In unserer dreiteiligen Serie stellten wir den Data Act im Detail vor. Danach wissen Sie, was Regelungsgegenstand und Hintergrund des Gesetzes ist, ob Ihr Unternehmen betroffen ist und wie Sie sich vorbereiten müssen.
Teil 1: Hintergrund und Regelungsgegenstand
Warum wurde der Data Act erlassen?
Daten, gleich welcher Art, werden heute in jeder Sekunde millionenfach generiert und es gibt kaum Lebensbereiche, in die vernetzte Strukturen noch keinen Einzug erhalten haben. Die Menge an Daten wächst exponentiell und ihre Nutzung ist derzeit von unausgeschöpftem Potential geprägt. Die EU verfolgt mit ihrer Europäischen Datenstrategie das Ziel, eine umfangreiche und moderne Regelung für Datennutzung in der EU zu etablieren. Als Teil davon wirkt der Data Act mit zielgleichen oder -ähnlichen Maßnahmen wie dem Data Governance Act, Digital Services Act und Digital Markets Act zusammen.
Ziel des Data Act ist eine faire gemeinsame Nutzung von Daten, die Vorteile für alle Beteiligten bringen soll. Die Gesellschaft soll Daten bestmöglich nutzen. Bislang werden laut der Europäischen Kommission 80% der gesammelten Daten nicht genutzt. Diese Daten sind nach Auffassung der Kommission für Innovationen und gesellschaftliche Entwicklungen von erheblicher Bedeutung und könnten ohne Qualitätsverlust vielfach genutzt werden. Insbesondere im Bereich der künstlichen Intelligenz würden große Datenmengen für das Training und die Weiterentwicklung benötigt. Daher soll es ermöglicht werden, dass die Daten optimal zum Nutzen der Gesellschaft verteilt werden.

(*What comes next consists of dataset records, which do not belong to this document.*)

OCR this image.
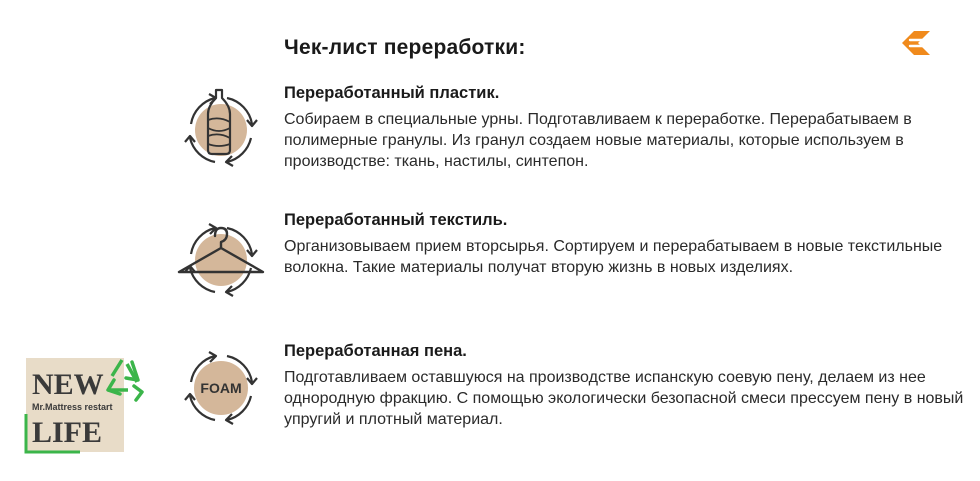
Чек-лист переработки:
Переработанный пластик.

Собираем в специальные урны. Подготавливаем к переработке. Перерабатываем в полимерные гранулы. Из гранул создаем новые материалы, которые используем в производстве: ткань, настилы, синтепон.

Переработанный текстиль.

Организовываем прием вторсырья. Сортируем и перерабатываем в новые текстильные волокна. Такие материалы получат вторую жизнь в новых изделиях.

FOAM
Переработанная пена.

Подготавливаем оставшуюся на производстве испанскую соевую пену, делаем из нее однородную фракцию. С помощью экологически безопасной смеси прессуем пену в новый упругий и плотный материал.

NEW
Mr.Mattress restart
LIFE
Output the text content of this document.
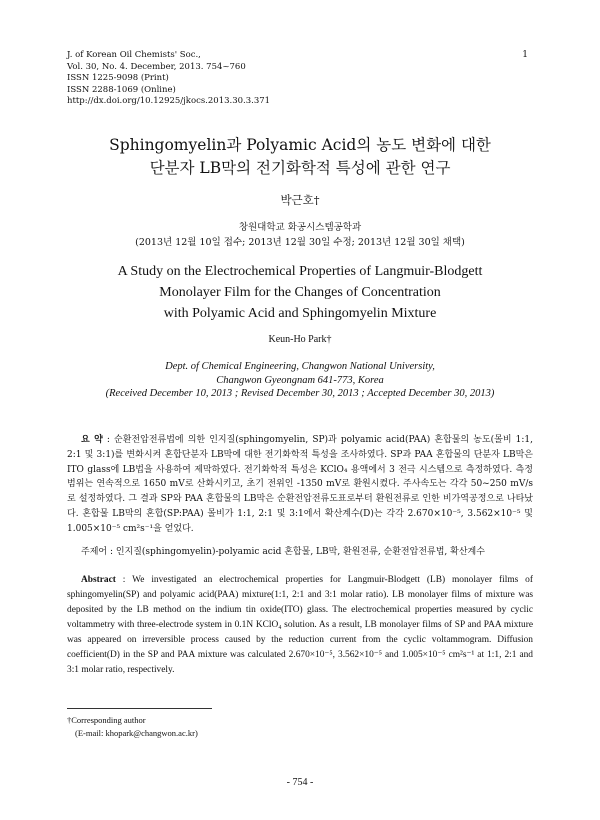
J. of Korean Oil Chemists' Soc.,
Vol. 30, No. 4. December, 2013. 754~760
ISSN 1225-9098 (Print)
ISSN 2288-1069 (Online)
http://dx.doi.org/10.12925/jkocs.2013.30.3.371
1
Sphingomyelin과 Polyamic Acid의 농도 변화에 대한
단분자 LB막의 전기화학적 특성에 관한 연구
박근호†
창원대학교 화공시스템공학과
(2013년 12월 10일 접수; 2013년 12월 30일 수정; 2013년 12월 30일 채택)
A Study on the Electrochemical Properties of Langmuir-Blodgett
Monolayer Film for the Changes of Concentration
with Polyamic Acid and Sphingomyelin Mixture
Keun-Ho Park†
Dept. of Chemical Engineering, Changwon National University,
Changwon Gyeongnam 641-773, Korea
(Received December 10, 2013 ; Revised December 30, 2013 ; Accepted December 30, 2013)
요 약 : 순환전압전류법에 의한 인지질(sphingomyelin, SP)과 polyamic acid(PAA) 혼합물의 농도(몰비 1:1, 2:1 및 3:1)를 변화시켜 혼합단분자 LB막에 대한 전기화학적 특성을 조사하였다. SP과 PAA 혼합물의 단분자 LB막은 ITO glass에 LB법을 사용하여 제막하였다. 전기화학적 특성은 KClO₄ 용액에서 3 전극 시스템으로 측정하였다. 측정 범위는 연속적으로 1650 mV로 산화시키고, 초기 전위인 -1350 mV로 환원시켰다. 주사속도는 각각 50~250 mV/s로 설정하였다. 그 결과 SP와 PAA 혼합물의 LB막은 순환전압전류도표로부터 환원전류로 인한 비가역공정으로 나타났다. 혼합물 LB막의 혼합(SP:PAA) 몰비가 1:1, 2:1 및 3:1에서 확산계수(D)는 각각 2.670×10⁻⁵, 3.562×10⁻⁵ 및 1.005×10⁻⁵ cm²s⁻¹을 얻었다.
주제어 : 인지질(sphingomyelin)-polyamic acid 혼합물, LB막, 환원전류, 순환전압전류법, 확산계수
Abstract : We investigated an electrochemical properties for Langmuir-Blodgett (LB) monolayer films of sphingomyelin(SP) and polyamic acid(PAA) mixture(1:1, 2:1 and 3:1 molar ratio). LB monolayer films of mixture was deposited by the LB method on the indium tin oxide(ITO) glass. The electrochemical properties measured by cyclic voltammetry with three-electrode system in 0.1N KClO₄ solution. As a result, LB monolayer films of SP and PAA mixture was appeared on irreversible process caused by the reduction current from the cyclic voltammogram. Diffusion coefficient(D) in the SP and PAA mixture was calculated 2.670×10⁻⁵, 3.562×10⁻⁵ and 1.005×10⁻⁵ cm²s⁻¹ at 1:1, 2:1 and 3:1 molar ratio, respectively.
†Corresponding author
(E-mail: khopark@changwon.ac.kr)
- 754 -
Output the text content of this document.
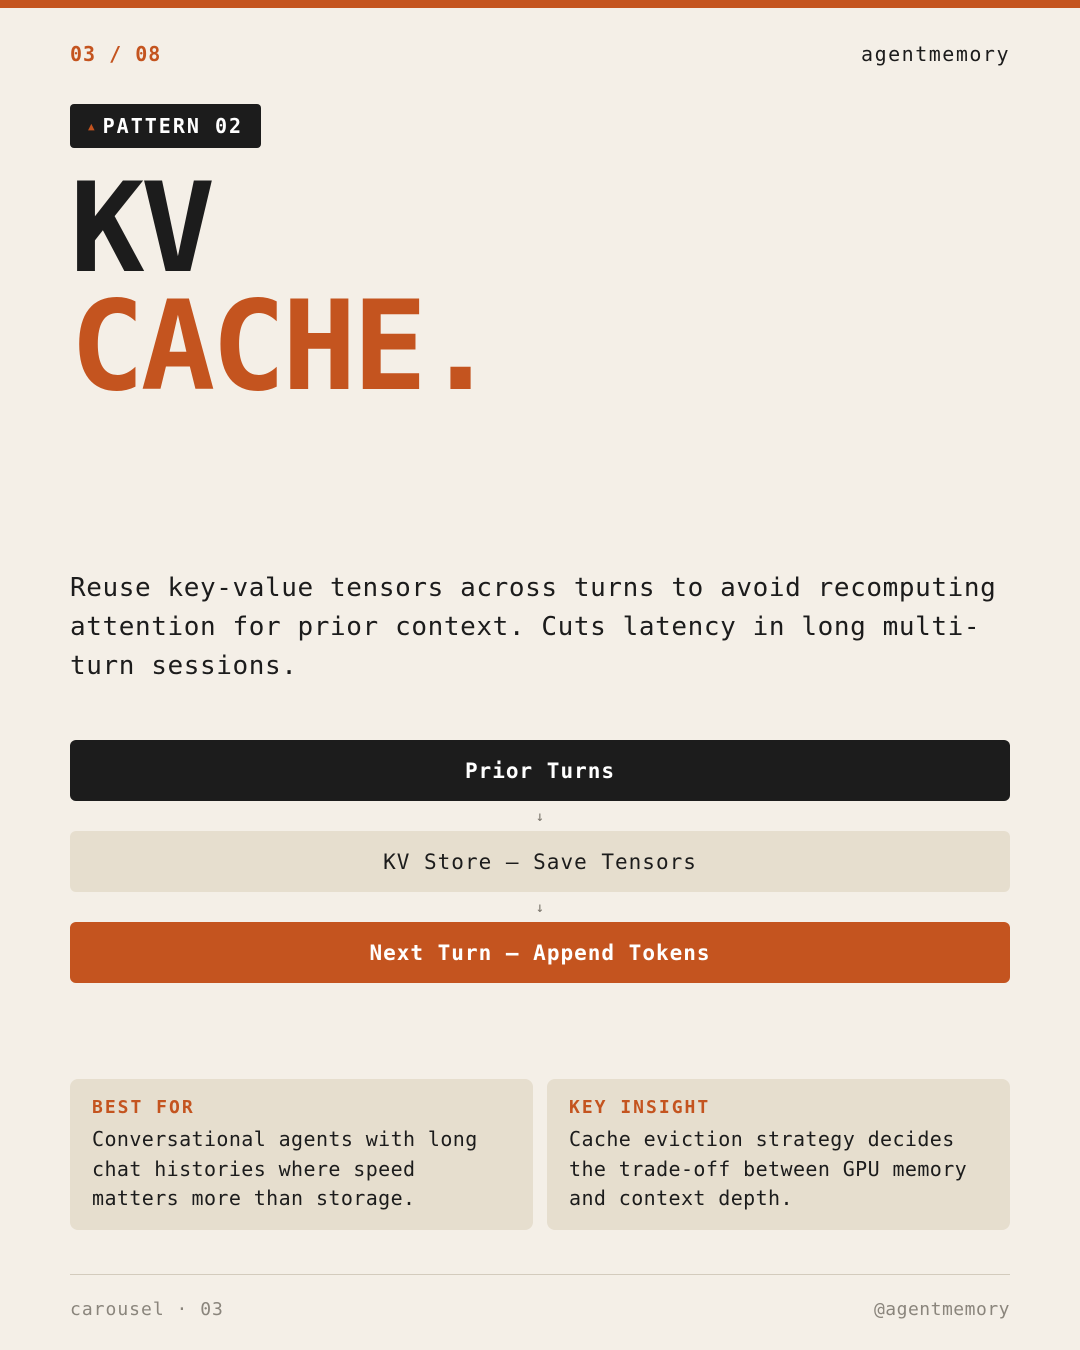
03 / 08	agentmemory
▲ PATTERN 02
KV
CACHE.

Reuse key-value tensors across turns to avoid recomputing attention for prior context. Cuts latency in long multi-turn sessions.

Prior Turns
↓
KV Store — Save Tensors
↓
Next Turn — Append Tokens
BEST FOR
Conversational agents with long chat histories where speed matters more than storage.
KEY INSIGHT
Cache eviction strategy decides the trade-off between GPU memory and context depth.
carousel · 03	@agentmemory
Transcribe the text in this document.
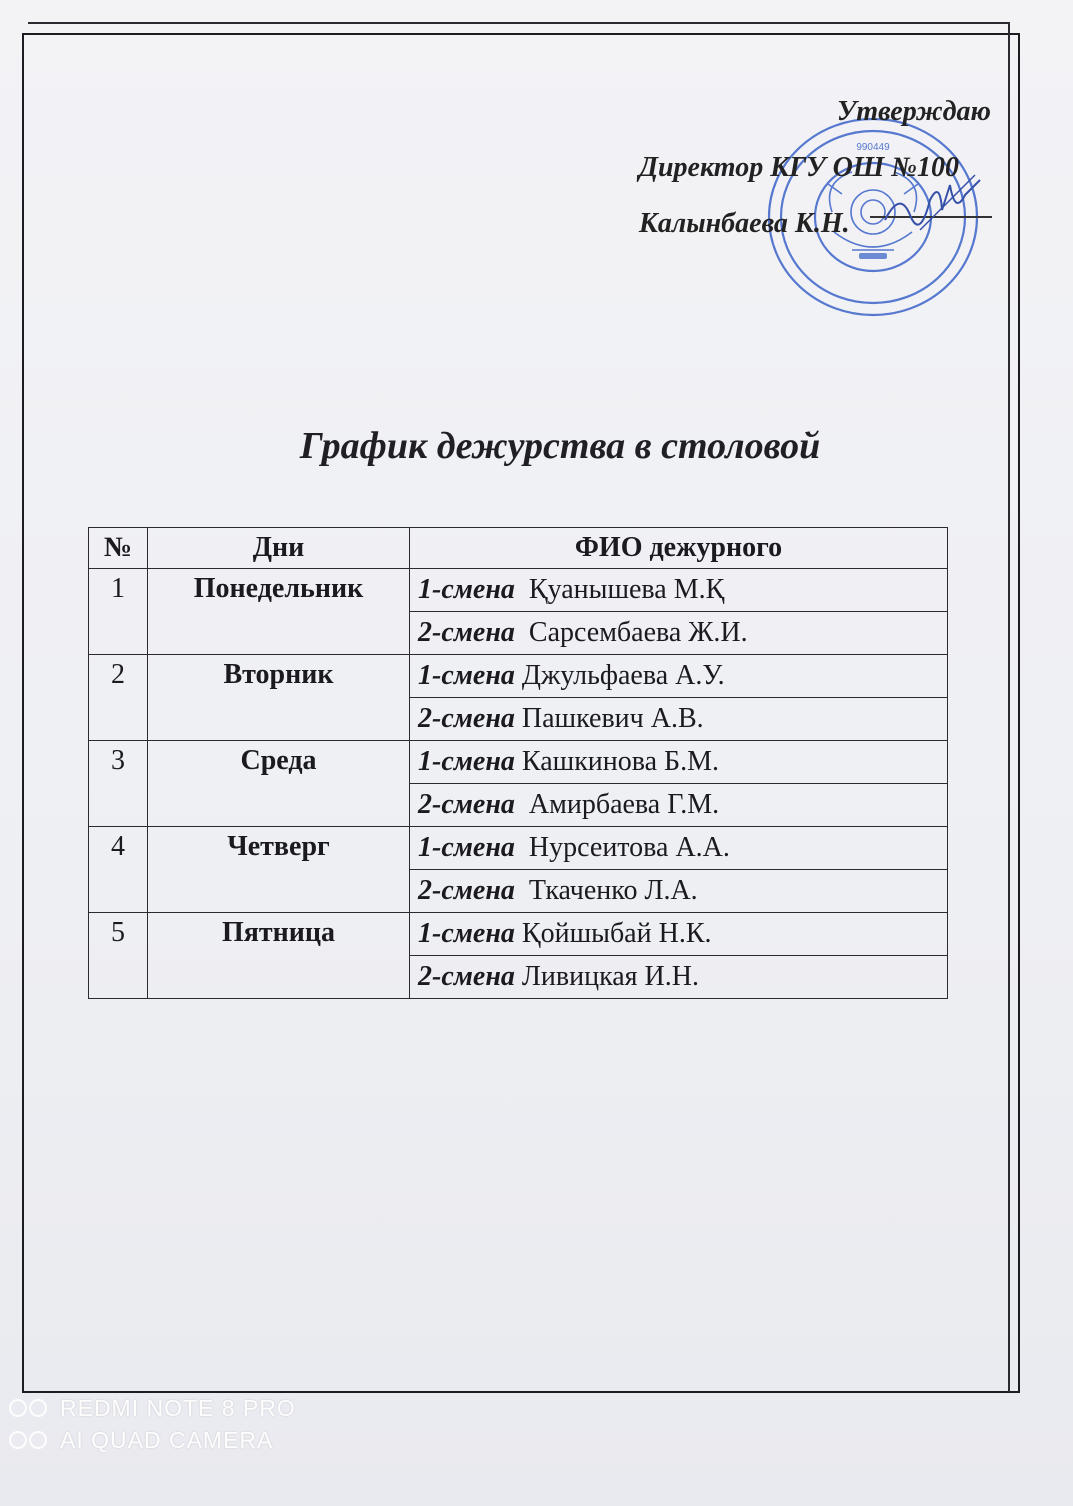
990449
Утверждаю
Директор КГУ ОШ №100
Калынбаева К.Н.
График дежурства в столовой
№	Дни	ФИО дежурного
1	Понедельник	1-смена Қуанышева М.Қ
		2-смена Сарсембаева Ж.И.
2	Вторник	1-смена Джульфаева А.У.
		2-смена Пашкевич А.В.
3	Среда	1-смена Кашкинова Б.М.
		2-смена Амирбаева Г.М.
4	Четверг	1-смена Нурсеитова А.А.
		2-смена Ткаченко Л.А.
5	Пятница	1-смена Қойшыбай Н.К.
		2-смена Ливицкая И.Н.
REDMI NOTE 8 PRO
AI QUAD CAMERA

Neben dem gesamtgesellschaftlichen Vorteil soll es für die Nutzer auch individuell vorteilhaft sein, über die eigenen Daten bestimmen zu können. So sollen Kundendienstleistungen und Reparaturen dadurch billiger werden. Insgesamt wird die Rechtsposition von Nutzern gestärkt.
Weiterhin sollen insbesondere kleinere Unternehmen, denen bisher die Ressourcen zur effektiven Datennutzung gefehlt haben, geschützt werden. Die Verhandlungsübermacht großer Unternehmen soll eingeschränkt und der Wechsel zwischen Datenverarbeitungsdiensten erleichtert werden, sodass Nutzer selbstbestimmter über ihre Daten bestimmen können.
Wer ist betroffen?
An den Data Act gebunden sind gem. Art. 1 Abs. 3 Data Act in erster Linie Hersteller vernetzter Produkte und Anbieter verbundener Dienste, die in der Union in Verkehr gebracht werden; aber auch Dateninhaber, Datenempfänger, öffentliche Stellen und Anbieter von Datenverarbeitungsdiensten treffen gewisse Pflichten. Der Anwendungsbereich ist also sehr weit, sodass die Verordnung eine umfangreiche Wirkung entfalten wird. Insbesondere werden auch Unternehmen betroffen sein, die sich bisher nicht so intensiv mit datenrechtlicher Regulatorik beziehungsweise Datenschutz auseinandersetzen mussten, weil die dort verarbeiteten Daten nicht personenbezogen sind.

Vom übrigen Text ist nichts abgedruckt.